The e-commerce giant is expanding its facilities to support a growing number of independent small businesses, who are selling their products through Amazon and are using its warehouses and logistics services. Italian companies selling merchandise through the Amazon portal have generated over 25,000 jobs, exceeding €500 million in exports in 2019, the company said.
The new facilities, which are expected to start operating in autumn of 2021, will integrate energy savings and a low overall CO2 footprint. The energy produced by solar panels placed on the roof of the warehouse will power both sites. Additionally, the buildings will be managed by a smart maintenance system.
Amazon has been one of the top companies benefiting from the online shift in consumer preferences and spending habits as a result of the COVID-19 crisis. To capitalize on the trend, the e-commerce giant has been looking to expand and broaden its delivery services to gain more market share and enter into new markets as well.
Shares have been on a steady gaining streak, returning a stellar 65% over the past year, with the average analyst price target of $3,816.48 implying an additional 23% upside potential is lying ahead in the coming 12 months.
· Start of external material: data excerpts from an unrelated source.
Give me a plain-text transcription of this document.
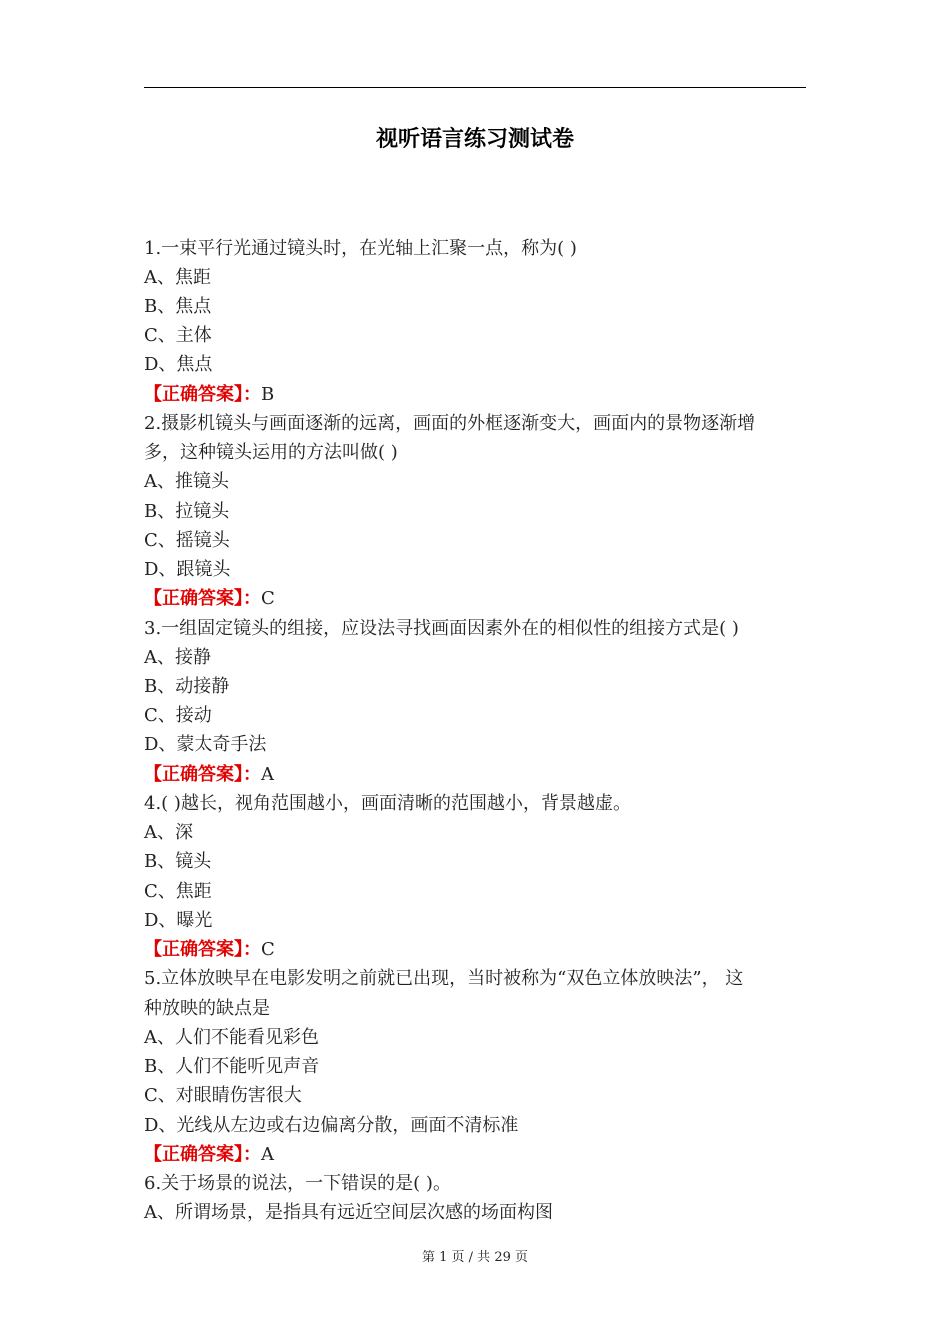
视听语言练习测试卷
1.一束平行光通过镜头时，在光轴上汇聚一点，称为( )
A、焦距
B、焦点
C、主体
D、焦点
【正确答案】：B
2.摄影机镜头与画面逐渐的远离，画面的外框逐渐变大，画面内的景物逐渐增
多，这种镜头运用的方法叫做( )
A、推镜头
B、拉镜头
C、摇镜头
D、跟镜头
【正确答案】：C
3.一组固定镜头的组接，应设法寻找画面因素外在的相似性的组接方式是( )
A、接静
B、动接静
C、接动
D、蒙太奇手法
【正确答案】：A
4.( )越长，视角范围越小，画面清晰的范围越小，背景越虚。
A、深
B、镜头
C、焦距
D、曝光
【正确答案】：C
5.立体放映早在电影发明之前就已出现，当时被称为“双色立体放映法”， 这
种放映的缺点是
A、人们不能看见彩色
B、人们不能听见声音
C、对眼睛伤害很大
D、光线从左边或右边偏离分散，画面不清标准
【正确答案】：A
6.关于场景的说法，一下错误的是( )。
A、所谓场景，是指具有远近空间层次感的场面构图
第 1 页 / 共 29 页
Cowen & Co. analyst John Blackledge last week reiterated a Buy rating on the stock with a Street-high price target of $4,350, following an advertising buyer survey that showed that the company has a meaningful market share.
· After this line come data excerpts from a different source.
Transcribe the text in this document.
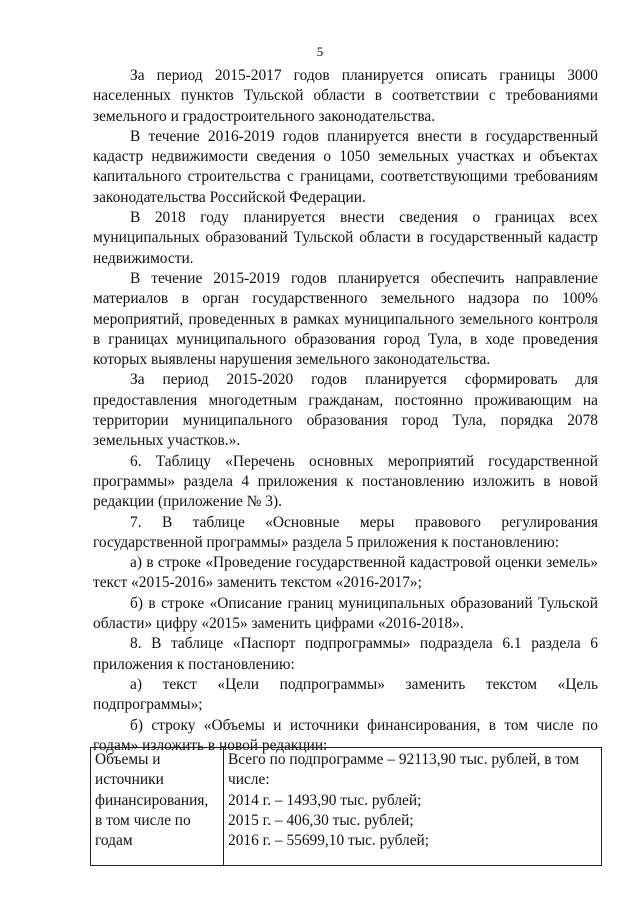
5

За период 2015-2017 годов планируется описать границы 3000 населенных пунктов Тульской области в соответствии с требованиями земельного и градостроительного законодательства.

В течение 2016-2019 годов планируется внести в государственный кадастр недвижимости сведения о 1050 земельных участках и объектах капитального строительства с границами, соответствующими требованиям законодательства Российской Федерации.

В 2018 году планируется внести сведения о границах всех муниципальных образований Тульской области в государственный кадастр недвижимости.

В течение 2015-2019 годов планируется обеспечить направление материалов в орган государственного земельного надзора по 100% мероприятий, проведенных в рамках муниципального земельного контроля в границах муниципального образования город Тула, в ходе проведения которых выявлены нарушения земельного законодательства.

За период 2015-2020 годов планируется сформировать для предоставления многодетным гражданам, постоянно проживающим на территории муниципального образования город Тула, порядка 2078 земельных участков.».

6. Таблицу «Перечень основных мероприятий государственной программы» раздела 4 приложения к постановлению изложить в новой редакции (приложение № 3).

7. В таблице «Основные меры правового регулирования государственной программы» раздела 5 приложения к постановлению:

а) в строке «Проведение государственной кадастровой оценки земель» текст «2015-2016» заменить текстом «2016-2017»;

б) в строке «Описание границ муниципальных образований Тульской области» цифру «2015» заменить цифрами «2016-2018».

8. В таблице «Паспорт подпрограммы» подраздела 6.1 раздела 6 приложения к постановлению:

а) текст «Цели подпрограммы» заменить текстом «Цель подпрограммы»;

б) строку «Объемы и источники финансирования, в том числе по годам» изложить в новой редакции:

Объемы и
источники
финансирования,
в том числе по
годам

Всего по подпрограмме – 92113,90 тыс. рублей, в том
числе:
2014 г. – 1493,90 тыс. рублей;
2015 г. – 406,30 тыс. рублей;
2016 г. – 55699,10 тыс. рублей;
“We surveyed 52 senior US ad buyers in Dec. ’20 representing nearly $15BN in US ad spend to glean ad trends in ’21 and beyond,” Blackledge wrote in a note to investors. “Respondents expect Amazon’s share of their Digital ad spend to rise from 7% in ’20to 11% in ’22. By comparison, while YouTube and TikTok are expected to gain ~1% share over the period, other platforms are likely to remain flattish or see share erosion.”
Overall, AMZN scores a Strong Buy analyst consensus with 31 Buy ratings vs. only 1 Hold rating. (See Amazon stock analysis on TipRanks).
Meanwhile, from TipRanks’ Smart Score ranking, AMZN gets a 6 out of 10, indicating that the stock is likely to perform in line with market averages.